O actual ministro e o ex-director da PJ
A guerra de argumentos entre Alberto Costa e Santos Cabral só complica a necessária transição pacífica na Judiciária. Não se trata apenas de Alberto Costa confiar na PJ, mas também de esta poder confiar no ministro que a tutela
O actual ministro da Justiça e o ex-director nacional da Polícia Judiciária mantêm, publicamente, uma absurda guerra de números e de argumentos sobre as razões da demissão do segundo, sobre quem se demitiu ou quem foi demitido ou mesmo sobre a eficiência daquela polícia de investigação. As declarações de Alberto Costa na Assembleia da República sobre a eficiência da direcção de Santos Cabral querem basicamente dizer que a corporação era inconsequente nas suas investigações, pelo que tinha uma grande percentagem de casos arquivados e que apenas 18 por cento dos inquéritos seguiam para a acusação. Ineficiência que só se pode atribuir à ex-direcção nacional da PJ ou à falta de meios de que se queixaram Santos Cabral e os dirigentes da associação sindical da polícia, e que, a ser verdade, era da exclusiva responsabilidade do Governo.Alberto Costa não gostou que Santos Cabral tivesse feito um ultimato ao Executivo para ver satisfeitos os seus pedidos de reforço orçamental, uma necessidade para a qual a Direcção-Geral do Tesouro já tinha alertado no início de Março, ao referir que era impossível disponibilizar mais verbas para despesas sem provimento orçamental. A substituição do director da PJ, repetiu-o o ministro, deveu-se ao facto de aquele ter pretendido condicionar a liberdade do Governo com a denúncia de que a corporação estava em ruptura financeira e, portanto, assim pôs em causa a existência de uma relação de confiança. A PJ falava numa redução orçamental de 63 por cento; o Ministério da Justiça em 6,2. A discrepância permite muitas interpretações, muitas dúvidas. Mas ficamos sem saber se a corporação se encontra mesmo em ruptura financeira ou não. E também era desejável que o ministro explicasse, de facto, a que se devia essa falta de eficiência, porque o que disse esta semana entra em total contradição com o resultado do relatório da análise criminológica da PJ divulgado esta semana.

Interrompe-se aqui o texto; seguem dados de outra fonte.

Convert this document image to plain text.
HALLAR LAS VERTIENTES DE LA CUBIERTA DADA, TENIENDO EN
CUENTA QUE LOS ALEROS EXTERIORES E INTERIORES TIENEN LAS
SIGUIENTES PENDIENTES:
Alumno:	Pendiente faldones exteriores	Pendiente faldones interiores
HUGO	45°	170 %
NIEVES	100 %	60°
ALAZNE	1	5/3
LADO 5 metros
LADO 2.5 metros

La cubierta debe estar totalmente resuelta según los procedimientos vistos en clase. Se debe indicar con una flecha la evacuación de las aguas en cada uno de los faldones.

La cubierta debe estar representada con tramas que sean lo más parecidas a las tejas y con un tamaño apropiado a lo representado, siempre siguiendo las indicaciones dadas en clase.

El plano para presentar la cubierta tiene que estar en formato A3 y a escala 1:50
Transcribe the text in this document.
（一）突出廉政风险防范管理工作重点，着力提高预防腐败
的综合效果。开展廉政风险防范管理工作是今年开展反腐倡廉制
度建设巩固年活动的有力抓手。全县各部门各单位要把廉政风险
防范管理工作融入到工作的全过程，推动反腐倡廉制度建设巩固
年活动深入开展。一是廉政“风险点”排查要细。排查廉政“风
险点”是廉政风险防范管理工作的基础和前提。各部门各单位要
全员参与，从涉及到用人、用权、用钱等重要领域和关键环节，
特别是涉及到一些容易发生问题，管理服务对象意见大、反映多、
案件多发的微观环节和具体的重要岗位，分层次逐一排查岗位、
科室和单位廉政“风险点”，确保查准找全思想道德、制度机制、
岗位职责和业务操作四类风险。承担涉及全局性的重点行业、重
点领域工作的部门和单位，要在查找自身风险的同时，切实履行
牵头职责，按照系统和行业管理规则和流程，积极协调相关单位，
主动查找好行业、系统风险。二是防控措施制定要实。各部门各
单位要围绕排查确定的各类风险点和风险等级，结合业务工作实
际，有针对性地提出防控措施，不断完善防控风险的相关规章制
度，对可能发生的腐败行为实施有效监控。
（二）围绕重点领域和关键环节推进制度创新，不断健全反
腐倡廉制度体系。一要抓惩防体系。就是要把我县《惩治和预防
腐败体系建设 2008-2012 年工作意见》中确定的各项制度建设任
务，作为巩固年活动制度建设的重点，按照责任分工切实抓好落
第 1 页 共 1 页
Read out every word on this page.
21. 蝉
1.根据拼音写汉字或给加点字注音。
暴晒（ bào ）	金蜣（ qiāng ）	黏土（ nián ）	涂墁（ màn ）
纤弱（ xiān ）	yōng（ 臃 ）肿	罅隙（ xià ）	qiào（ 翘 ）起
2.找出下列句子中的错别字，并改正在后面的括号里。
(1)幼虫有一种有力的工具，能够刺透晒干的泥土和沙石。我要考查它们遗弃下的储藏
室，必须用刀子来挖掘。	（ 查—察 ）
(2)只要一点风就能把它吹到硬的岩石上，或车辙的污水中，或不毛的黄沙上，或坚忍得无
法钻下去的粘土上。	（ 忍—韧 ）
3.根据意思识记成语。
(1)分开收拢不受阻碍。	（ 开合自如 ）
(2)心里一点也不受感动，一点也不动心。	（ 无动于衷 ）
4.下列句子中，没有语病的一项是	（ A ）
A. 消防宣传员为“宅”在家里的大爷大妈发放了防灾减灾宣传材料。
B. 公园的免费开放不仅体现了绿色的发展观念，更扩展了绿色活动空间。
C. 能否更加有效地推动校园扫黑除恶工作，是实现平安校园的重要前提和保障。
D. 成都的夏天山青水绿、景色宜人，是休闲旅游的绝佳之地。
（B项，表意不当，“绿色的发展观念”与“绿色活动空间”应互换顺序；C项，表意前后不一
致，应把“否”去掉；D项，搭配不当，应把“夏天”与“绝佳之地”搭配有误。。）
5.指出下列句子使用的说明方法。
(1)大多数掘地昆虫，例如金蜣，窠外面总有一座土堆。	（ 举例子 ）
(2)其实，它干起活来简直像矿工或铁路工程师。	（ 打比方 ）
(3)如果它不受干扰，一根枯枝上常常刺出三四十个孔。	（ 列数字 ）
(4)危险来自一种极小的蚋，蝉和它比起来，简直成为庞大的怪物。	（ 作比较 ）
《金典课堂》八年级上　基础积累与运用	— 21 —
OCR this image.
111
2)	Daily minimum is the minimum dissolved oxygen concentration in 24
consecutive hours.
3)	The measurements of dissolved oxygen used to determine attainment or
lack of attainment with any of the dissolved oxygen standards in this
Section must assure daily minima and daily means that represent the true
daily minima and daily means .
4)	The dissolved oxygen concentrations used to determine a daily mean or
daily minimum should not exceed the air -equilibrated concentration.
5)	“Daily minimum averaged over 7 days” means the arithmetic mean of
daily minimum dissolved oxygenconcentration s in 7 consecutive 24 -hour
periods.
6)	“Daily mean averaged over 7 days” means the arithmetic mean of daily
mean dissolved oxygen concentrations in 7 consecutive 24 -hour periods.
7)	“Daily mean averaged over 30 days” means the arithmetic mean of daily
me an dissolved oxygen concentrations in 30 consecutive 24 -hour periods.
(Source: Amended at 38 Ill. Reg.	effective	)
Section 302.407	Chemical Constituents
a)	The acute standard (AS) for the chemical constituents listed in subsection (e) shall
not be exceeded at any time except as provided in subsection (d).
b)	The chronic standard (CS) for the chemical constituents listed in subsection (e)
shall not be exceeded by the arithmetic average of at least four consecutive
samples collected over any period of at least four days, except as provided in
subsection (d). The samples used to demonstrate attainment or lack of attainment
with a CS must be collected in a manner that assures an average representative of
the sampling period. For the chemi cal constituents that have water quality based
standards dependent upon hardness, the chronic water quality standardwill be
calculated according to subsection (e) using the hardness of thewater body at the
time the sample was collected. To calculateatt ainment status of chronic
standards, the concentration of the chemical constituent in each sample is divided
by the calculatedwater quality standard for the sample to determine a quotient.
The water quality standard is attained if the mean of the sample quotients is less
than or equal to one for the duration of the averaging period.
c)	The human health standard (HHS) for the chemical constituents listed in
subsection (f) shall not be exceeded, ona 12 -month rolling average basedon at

O que diz a PJ é que os seus níveis de operacionalidade são apenas ultrapassados pelos do primeiro semestre do ano em curso, com aparentes resultados históricos em áreas como a do combate ao tráfico de droga (a cocaína apreendida no último ano em Portugal é 18 por cento da totalidade daquele estupefaciente confiscado na Europa) ou da média e grande criminalidade. A instabilidade na Judiciária veio para ficar e cada palavra do ministro só aumenta a suspeita sobre um órgão de investigação que deveria estar acima de qualquer dúvida quanto à sua eficiência ou manipulação política, uma interpretação plausível permitida pela ideia de retirar à PJ o pelouro das relações internacionais com a Europol e a Interpol. A guerra de argumentos entre Alberto Costa e Santos Cabral só serve para aumentar estas dúvidas e colocar mais entraves a uma necessária transição pacífica na Judiciária. Não se trata apenas de Alberto Costa confiar na PJ, mas também de esta poder confiar no ministro que a tutela.